As director of the Institute for Politics, Democracy & the Internet at George Washington University’s Graduate School of Political Management, Darr has closely tracked the explosion of Internet advertising in the political arena, and she sees a potential for abuse if the FEC does not act.

“The Internet does not have a monopoly on free speech, and there is no logical reason why communications that are coordinated with a candidate and which would otherwise be treated as a contribution should escape regulation simply because they occur online,” Darr said.

Not so, challenged James Bopp, a Republican lawyer who challenged the Bipartisan Campaign Reform Act on behalf of the Christian Coalition and the National Right to Life Committee.

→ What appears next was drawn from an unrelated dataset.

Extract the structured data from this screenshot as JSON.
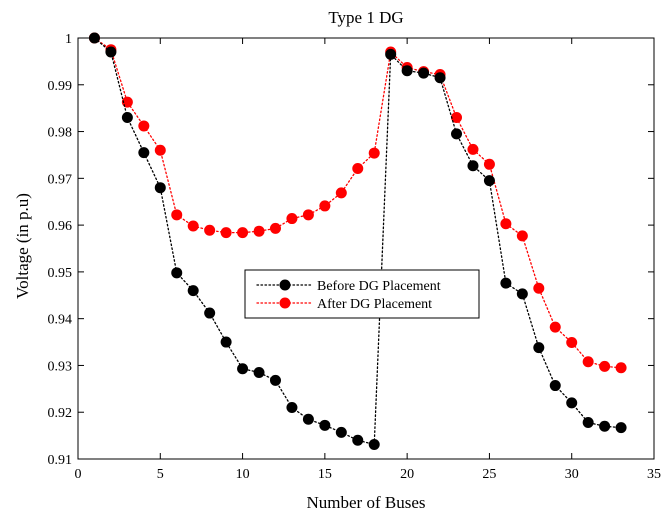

“There’s good reason to keep your hands off the Internet,” Bopp said.

Regulating communications on the Internet makes little sense, Bopp argued, especially considering the fact that the costs of such activities are typically very low — if not entirely free — and therefore create no risk of corruption.

“Of course the FEC has approved the idea of de minimus costs, the use of corporate facilities by an employee — you can make a [photo] copy. You can pick up your phone and make a phone call,” Bopp explained. “And it always has seemed to me that the activities on the Internet are so cost-free that we’re not really talking about money influencing elections.”

Wertheimer rejected the notion that cyberspace offers cut-rate, closeout prices for campaigns.

“The idea that you barely spend anything on the Internet is an illusion when it comes to campaigns,” Wertheimer said. “There is an awful lot of money being spent on advertising on the Internet.”